Fue en primavera, una tarde cálida de noviembre, a mis 8 años. Vivía en un pueblo rodeado de vegetación, tranquilo, repleto de habitantes despreocupados. Solía salir a jugar a los parques que colindaban con las casas del vecindario. Me reunía con mis amigos y todos juntos nos disponíamos a aventurarnos en fantasías hasta fatigar nuestra mente inocente. Para terminar de agotar nuestras energías hacíamos una última cosa; jugar al “escondite”. En el parque había árboles muy grandes, juegos, arbustos, piletas, y, detrás de unos inmensos sauces, un acumulo de agua estancada, tierra y flores silvestres; el lugar perfecto para esconderme tranquilamente.
Mientras la pequeña voz de mi amiga entonaba la cuenta hasta diez, yo corría rápidamente a escabullirme en mi nueva locación secreta. “Allá voy”, se escuchaba a lo lejos, mientras sentía el torpe ruido de los zapatos de mis amigos marcando firmemente el suelo en su intento de escabullirse. Y así, uno tras otro iban siendo encontrados, solo faltaba yo.
El llamado de los padres interrumpía abruptamente el juego. Ya era muy tarde. Los pequeños corrían rápidamente hacia sus casas , fatigados, listos para descansar y comenzar un nuevo día.
Sin embargo, para mí no habría un nuevo día. Desde hace 5 años que jugar con mis amigos se volvió diferente. Tampoco eran los mismos niños con los que jugaba. Aunque me escondiera detrás de un poste, jamás me encontrarían. No hacían el intento de buscarme tampoco, después de todo no podían verme.
Fue hace 5 años, en primavera, una tarde cálida de noviembre, a mis 8 años. Era un día normal, los niños corrían por el parque inventando historias. En un momento, la curiosidad capturó la atención de uno de los pequeños al divisar varios «puntos negruzcos» pasar rápidamente a través del sauce viejo al final del parque. El niño corrió a comentar su hallazgo con los demás pequeños y, en conjunto, emprendieron su camino para dilucidar qué era lo que había visto. Al acercarse más al sauce, podían ver con claridad que aquellos «puntos» escurridizos en realidad eran cucarachas y baratas que se dirigían detrás de las largas cortinas de hojas que adornaban el árbol viejo. La curiosidad de los niños no se detuvo ahí, querían saber el por qué aquellos insectos estaban tan interesados en lo que había detrás. Un poco dudosos, se convencieron de traspasar las hojas del sauce, todos juntos. Inmediatamente tras ingresar al otro lado, el horror les inundó el cuerpo.
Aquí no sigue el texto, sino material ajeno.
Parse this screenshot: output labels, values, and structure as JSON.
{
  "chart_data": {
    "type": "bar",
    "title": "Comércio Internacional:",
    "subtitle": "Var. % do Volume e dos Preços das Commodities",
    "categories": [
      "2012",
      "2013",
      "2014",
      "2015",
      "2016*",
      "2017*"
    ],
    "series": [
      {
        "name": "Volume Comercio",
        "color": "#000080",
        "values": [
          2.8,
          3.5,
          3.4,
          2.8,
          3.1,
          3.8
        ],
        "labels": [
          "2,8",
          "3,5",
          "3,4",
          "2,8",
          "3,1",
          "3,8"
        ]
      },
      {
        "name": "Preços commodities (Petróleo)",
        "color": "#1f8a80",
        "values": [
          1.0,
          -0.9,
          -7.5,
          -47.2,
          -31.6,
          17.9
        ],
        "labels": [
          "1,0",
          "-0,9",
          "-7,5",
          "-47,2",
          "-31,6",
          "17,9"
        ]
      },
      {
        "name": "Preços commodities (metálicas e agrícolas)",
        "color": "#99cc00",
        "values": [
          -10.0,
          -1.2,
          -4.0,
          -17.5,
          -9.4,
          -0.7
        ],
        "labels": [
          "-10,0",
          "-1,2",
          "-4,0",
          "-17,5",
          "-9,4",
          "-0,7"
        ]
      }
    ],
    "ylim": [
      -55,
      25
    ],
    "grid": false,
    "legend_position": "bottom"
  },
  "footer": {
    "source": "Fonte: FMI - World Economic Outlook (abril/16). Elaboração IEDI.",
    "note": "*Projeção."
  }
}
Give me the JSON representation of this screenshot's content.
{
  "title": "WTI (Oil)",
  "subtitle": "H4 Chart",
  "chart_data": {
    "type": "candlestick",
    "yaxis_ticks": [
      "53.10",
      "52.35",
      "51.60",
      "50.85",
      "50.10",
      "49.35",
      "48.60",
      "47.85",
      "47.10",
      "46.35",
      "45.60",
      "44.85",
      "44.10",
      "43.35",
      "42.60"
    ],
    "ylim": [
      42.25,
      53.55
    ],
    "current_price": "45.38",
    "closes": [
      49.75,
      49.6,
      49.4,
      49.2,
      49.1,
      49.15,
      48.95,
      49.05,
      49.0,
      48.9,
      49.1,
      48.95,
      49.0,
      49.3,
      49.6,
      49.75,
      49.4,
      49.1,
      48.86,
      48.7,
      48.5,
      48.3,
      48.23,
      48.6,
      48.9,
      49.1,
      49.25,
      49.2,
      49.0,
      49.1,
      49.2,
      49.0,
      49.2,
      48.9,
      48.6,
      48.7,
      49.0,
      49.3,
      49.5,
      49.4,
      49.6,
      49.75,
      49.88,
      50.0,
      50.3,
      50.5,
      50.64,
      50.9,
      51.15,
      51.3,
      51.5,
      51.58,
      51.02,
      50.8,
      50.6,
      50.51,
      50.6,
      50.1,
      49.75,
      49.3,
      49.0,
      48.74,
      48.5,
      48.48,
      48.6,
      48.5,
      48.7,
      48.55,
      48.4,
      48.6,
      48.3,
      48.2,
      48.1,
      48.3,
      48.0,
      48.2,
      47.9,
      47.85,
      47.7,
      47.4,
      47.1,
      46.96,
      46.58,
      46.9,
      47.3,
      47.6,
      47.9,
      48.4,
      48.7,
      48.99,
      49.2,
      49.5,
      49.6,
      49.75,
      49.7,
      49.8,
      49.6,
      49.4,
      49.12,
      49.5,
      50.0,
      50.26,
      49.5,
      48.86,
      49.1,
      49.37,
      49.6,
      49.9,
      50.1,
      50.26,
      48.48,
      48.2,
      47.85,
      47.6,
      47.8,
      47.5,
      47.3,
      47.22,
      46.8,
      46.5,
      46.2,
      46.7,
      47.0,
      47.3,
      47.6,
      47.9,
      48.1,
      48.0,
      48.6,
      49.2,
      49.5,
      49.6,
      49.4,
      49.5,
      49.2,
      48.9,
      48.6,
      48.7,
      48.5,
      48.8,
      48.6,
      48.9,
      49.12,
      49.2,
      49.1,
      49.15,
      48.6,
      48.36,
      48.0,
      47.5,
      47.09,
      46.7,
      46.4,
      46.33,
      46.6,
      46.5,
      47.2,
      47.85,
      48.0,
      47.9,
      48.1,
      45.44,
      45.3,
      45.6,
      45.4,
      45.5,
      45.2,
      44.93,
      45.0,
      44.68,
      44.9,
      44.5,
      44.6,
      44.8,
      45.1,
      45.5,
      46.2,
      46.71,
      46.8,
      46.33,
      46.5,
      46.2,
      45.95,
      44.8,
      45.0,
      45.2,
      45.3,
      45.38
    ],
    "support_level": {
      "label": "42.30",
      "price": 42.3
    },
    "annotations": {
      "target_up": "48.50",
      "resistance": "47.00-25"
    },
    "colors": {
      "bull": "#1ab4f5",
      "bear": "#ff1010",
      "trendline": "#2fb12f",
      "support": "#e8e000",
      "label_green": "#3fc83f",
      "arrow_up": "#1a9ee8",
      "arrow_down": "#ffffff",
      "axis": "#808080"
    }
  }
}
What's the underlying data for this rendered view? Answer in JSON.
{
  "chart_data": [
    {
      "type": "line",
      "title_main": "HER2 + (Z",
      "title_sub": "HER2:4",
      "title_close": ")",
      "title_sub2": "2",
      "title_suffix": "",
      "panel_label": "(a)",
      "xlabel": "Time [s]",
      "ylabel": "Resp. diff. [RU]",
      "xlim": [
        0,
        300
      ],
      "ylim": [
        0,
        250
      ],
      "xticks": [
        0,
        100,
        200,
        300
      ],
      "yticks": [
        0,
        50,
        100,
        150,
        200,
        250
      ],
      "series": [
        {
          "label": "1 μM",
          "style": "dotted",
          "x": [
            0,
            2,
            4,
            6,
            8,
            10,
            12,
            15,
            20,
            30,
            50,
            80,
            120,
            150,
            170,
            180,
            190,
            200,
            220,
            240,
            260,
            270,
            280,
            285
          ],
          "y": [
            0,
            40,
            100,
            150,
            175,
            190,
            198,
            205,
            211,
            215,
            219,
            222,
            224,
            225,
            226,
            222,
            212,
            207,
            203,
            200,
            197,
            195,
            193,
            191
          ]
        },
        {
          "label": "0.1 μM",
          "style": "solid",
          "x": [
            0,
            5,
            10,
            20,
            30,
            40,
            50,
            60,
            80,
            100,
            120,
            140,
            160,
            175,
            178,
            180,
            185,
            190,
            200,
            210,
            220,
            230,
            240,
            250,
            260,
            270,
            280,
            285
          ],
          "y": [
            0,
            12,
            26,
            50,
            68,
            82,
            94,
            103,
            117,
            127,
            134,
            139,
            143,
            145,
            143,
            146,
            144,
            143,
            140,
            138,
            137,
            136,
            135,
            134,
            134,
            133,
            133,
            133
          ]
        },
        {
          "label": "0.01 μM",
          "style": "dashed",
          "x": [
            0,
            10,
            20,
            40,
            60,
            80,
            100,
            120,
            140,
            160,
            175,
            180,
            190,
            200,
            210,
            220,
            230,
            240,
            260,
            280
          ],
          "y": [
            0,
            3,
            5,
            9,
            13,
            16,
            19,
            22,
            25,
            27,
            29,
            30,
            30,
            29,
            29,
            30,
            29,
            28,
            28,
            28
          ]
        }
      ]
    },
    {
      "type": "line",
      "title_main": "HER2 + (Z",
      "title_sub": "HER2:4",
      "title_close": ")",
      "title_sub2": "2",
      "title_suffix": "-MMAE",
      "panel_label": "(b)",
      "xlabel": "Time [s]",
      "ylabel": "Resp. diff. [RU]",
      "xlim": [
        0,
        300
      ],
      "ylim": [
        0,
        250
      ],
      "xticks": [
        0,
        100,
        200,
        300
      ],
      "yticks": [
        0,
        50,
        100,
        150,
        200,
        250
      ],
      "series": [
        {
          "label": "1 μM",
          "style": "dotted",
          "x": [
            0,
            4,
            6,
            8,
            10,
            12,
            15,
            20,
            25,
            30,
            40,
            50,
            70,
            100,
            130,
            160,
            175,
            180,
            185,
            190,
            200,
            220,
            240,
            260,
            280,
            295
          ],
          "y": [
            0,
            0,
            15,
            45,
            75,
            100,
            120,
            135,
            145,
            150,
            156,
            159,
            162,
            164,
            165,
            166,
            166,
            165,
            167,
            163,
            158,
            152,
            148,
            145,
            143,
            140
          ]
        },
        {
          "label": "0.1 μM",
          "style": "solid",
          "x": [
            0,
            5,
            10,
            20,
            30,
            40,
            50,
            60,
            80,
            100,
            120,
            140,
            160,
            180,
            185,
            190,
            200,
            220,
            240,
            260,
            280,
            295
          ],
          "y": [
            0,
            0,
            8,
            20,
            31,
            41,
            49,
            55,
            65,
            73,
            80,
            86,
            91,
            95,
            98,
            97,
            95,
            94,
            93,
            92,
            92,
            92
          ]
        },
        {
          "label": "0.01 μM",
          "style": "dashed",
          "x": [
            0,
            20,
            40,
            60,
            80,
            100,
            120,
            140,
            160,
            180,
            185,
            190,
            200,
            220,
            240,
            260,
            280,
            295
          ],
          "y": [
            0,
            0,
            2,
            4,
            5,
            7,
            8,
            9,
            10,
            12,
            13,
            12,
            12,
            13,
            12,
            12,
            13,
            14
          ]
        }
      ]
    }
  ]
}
Los gritos y la corrida despavorida de los pequeños alertó a todo el vecindario. Jamás había ocurrido algo que alterara la tranquilidad del pueblo. Los padres, desconcertados, consolaban a los pequeños que no podían formular ni una palabra. Los niños solo lograban señalar el parque, al fondo, donde se ubicaba el enorme sauce viejo. Inmediatamente un grupo de adultos se dispuso a averiguar el origen de todo esto. Caminaron por el parque en dirección al sauce, atravesaron la pesada cortina de hojas y se detuvieron ahí. Pálidos, el estómago les dió un vuelco, algunos corrieron a llamar a las autoridades, las lágrimas brotaron como grifos rotos recorriendo el rostro de otros y unos cuantos, se desplomaron al suelo, en silencio, sin poder procesar lo que estaban viendo.
Ese día, una tarde cálida de noviembre, a mis 8 años, un grupo de personas encontró, detrás del inmenso sauce viejo, mi pequeño cuerpo que yacía parcialmente hundido en el agua estancada de un húmedo suelo rodeado de flores silvestres.
Mi vestido, antes blanco, estaba ubicado en mis brazos en un intento de vestirme nuevamente. Había adoptado un tono amarillento, verdoso.
Mi cuerpo, que antes se acaloraba de tanto jugar, se encontraba frío, pálido, entumecido.
Mis piernas, con las que corría por todo el parque, estaban tapizadas en un rojo cobrizo.
Y, mi boca, por la cual dejaba esbozar una radiante sonrisa al corretear a las mariposas que revoloteaban por los jardines, ese día, hace 5 años, en la cálida tarde primaveral de noviembre…
Se había convertido en un nido de cucarachas.